The Legislature hereby finds and declares all of the following:

(a) Adolescents, due to early pregnancy and childbearing, experience significant educational losses leading to a lifelong loss of schooling.

(b) Although less than a quarter of California’s pregnant and parenting teen mothers use welfare as teenagers, over time they make up a significant percentage of the AFDC caseload. Half of all unmarried teen mothers go on welfare within four years of the birth of their children and 42 percent of all AFDC mothers began families as teenagers.

(c) In 1995, there were 123,240 pregnant and parenting mothers age 18 years and younger.

(d) Approximately one-quarter of teen mothers in California will experience a second or subsequent birth while in their teen years.

(e) The number one reason cited by females for dropping out of school is pregnancy and parenting responsibilities, although existing school data collection systems do not include the number of pregnant and parenting pupils enrolled in school nor the number who drop out of school due to pregnancy and parenting responsibilities.

(f) Eighty percent of females who become mothers before the age of 18 do not finish high school, and 40 percent of females who give birth by age 15 do not complete the 8th grade.

(g) Young women with poor basic skills, regardless of ethnicity, are five times as likely to become mothers before age 16 as are those with average basic skills, and young women with poor or fair basic skills are four times as likely as those with average basic skills to have more than one child in their teens.

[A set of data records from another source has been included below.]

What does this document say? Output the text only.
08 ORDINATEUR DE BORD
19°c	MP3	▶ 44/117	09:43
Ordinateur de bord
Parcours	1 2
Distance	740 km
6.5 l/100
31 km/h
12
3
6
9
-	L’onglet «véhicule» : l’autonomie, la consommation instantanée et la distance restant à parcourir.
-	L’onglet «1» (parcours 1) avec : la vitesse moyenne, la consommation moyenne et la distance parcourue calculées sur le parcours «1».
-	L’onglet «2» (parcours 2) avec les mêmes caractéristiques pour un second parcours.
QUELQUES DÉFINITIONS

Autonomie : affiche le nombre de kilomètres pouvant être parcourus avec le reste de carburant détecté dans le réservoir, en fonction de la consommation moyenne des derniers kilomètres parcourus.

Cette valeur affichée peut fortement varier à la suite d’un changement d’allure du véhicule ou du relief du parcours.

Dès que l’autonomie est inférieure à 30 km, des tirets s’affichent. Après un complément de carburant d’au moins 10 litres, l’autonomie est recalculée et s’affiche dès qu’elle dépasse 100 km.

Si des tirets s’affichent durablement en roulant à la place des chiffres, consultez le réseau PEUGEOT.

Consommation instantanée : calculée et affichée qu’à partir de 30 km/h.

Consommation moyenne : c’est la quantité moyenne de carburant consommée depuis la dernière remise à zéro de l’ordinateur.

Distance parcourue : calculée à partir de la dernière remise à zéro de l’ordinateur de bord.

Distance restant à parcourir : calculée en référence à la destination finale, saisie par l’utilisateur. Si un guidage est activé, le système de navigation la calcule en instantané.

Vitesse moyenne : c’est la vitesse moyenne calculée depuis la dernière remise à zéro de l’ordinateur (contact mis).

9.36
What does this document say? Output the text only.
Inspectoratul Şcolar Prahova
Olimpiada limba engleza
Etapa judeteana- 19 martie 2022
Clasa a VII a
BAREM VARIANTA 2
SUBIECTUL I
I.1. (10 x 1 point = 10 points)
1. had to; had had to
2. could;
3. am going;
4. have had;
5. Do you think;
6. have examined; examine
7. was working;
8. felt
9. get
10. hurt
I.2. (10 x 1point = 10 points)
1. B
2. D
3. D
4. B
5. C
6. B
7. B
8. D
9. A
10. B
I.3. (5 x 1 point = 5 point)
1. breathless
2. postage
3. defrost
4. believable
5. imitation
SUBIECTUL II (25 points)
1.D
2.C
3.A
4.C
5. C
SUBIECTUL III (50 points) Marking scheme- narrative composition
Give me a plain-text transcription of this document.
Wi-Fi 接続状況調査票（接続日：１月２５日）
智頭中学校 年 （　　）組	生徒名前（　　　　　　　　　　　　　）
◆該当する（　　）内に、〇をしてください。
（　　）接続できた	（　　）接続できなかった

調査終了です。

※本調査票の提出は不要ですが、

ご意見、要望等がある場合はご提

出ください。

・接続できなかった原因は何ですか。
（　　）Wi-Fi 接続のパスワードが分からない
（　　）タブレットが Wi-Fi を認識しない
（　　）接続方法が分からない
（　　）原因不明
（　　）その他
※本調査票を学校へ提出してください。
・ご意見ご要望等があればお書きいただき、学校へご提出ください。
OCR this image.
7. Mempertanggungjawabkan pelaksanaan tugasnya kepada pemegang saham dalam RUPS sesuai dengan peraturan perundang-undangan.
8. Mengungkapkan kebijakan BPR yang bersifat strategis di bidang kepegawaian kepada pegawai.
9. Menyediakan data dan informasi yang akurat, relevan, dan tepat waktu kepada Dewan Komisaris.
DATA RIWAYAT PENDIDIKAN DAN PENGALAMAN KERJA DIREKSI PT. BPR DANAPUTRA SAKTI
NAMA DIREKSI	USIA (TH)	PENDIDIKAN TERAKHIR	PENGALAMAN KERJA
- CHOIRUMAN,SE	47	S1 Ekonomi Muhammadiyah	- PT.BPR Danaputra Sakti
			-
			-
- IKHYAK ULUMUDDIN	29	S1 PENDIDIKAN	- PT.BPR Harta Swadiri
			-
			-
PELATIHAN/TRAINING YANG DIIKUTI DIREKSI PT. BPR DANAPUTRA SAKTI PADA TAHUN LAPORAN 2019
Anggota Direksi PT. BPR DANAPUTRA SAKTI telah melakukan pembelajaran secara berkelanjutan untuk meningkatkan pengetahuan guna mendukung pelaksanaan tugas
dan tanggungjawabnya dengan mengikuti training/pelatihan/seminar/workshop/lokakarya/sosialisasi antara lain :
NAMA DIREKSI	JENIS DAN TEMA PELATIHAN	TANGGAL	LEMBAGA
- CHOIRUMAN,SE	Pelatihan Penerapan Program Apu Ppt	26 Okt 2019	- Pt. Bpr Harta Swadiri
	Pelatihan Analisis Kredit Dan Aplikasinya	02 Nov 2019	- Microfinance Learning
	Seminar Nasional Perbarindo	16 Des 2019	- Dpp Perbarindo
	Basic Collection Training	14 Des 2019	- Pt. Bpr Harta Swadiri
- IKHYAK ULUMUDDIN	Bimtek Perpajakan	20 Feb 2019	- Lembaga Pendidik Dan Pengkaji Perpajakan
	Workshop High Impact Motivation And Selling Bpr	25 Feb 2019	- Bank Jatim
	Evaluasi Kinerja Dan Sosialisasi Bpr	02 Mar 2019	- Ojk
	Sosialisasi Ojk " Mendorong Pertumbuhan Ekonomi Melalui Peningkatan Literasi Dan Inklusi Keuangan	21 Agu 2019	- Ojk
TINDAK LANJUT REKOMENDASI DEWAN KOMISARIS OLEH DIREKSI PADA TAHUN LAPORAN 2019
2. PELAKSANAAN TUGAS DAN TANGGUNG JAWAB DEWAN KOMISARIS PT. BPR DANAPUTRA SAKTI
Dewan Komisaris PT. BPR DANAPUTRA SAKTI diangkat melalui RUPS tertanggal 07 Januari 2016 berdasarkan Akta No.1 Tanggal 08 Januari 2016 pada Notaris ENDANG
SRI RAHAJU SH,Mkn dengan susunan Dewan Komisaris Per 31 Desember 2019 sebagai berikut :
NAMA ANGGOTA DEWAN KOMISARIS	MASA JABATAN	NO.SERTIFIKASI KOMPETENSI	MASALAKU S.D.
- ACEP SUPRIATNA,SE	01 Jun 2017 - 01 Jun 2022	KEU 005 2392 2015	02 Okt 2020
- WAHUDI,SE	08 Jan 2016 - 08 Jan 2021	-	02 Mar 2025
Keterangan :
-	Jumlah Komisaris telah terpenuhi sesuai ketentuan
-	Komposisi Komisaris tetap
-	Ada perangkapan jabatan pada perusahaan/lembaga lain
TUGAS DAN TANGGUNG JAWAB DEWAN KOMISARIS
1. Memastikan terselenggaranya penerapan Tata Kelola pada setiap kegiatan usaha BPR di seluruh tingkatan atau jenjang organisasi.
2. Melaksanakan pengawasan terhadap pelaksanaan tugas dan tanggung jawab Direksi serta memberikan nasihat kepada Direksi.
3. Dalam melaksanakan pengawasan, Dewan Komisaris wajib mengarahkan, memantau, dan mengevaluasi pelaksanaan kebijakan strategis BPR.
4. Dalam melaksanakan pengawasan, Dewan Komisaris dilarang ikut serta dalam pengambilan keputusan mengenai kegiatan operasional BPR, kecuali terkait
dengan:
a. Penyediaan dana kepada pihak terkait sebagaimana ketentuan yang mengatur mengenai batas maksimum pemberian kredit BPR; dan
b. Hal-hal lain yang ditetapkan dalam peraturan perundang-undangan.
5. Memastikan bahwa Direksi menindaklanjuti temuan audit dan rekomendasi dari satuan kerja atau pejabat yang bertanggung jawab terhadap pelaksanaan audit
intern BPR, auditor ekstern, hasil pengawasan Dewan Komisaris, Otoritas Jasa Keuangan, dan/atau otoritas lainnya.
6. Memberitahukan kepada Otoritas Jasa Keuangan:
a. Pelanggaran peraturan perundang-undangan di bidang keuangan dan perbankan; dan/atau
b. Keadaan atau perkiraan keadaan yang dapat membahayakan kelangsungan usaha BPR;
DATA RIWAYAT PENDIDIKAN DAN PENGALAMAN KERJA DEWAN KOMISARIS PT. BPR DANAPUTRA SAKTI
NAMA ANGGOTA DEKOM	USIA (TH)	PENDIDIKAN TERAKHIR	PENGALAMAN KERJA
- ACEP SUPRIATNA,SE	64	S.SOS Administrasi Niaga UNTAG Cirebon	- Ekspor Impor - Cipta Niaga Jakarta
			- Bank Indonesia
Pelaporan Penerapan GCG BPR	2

(h) Teen fathers are at high risk of low educational achievement, as they are more likely to drop out of school to secure low-paying, unskilled jobs with little promise of future improvement.

(i) Children of teenage mothers have a greater chance of experiencing behavior problems during adolescence, engaging in delinquent or criminal activities, becoming sexually active at a young age, and becoming teen parents.

(j) School-based programs for pregnant and parenting teens and their children offering a wide range of educational and supportive services, including child care and transportation, which begin during pregnancy and continue after childbirth, have been successful in increasing school enrollment and high school graduation rates, and reducing the incidence of low birth weight babies and repeat pregnancies.

(k) School-based programs targeting pregnant and parenting teens and their children are often nonexistent or fragmented, have inequitable program funding, lack comprehensive integrated school-linked services, lack useful school data, and often have not been evaluated.

(Added by Stats. 1998, Ch. 1078, Sec. 11. Effective January 1, 1999.)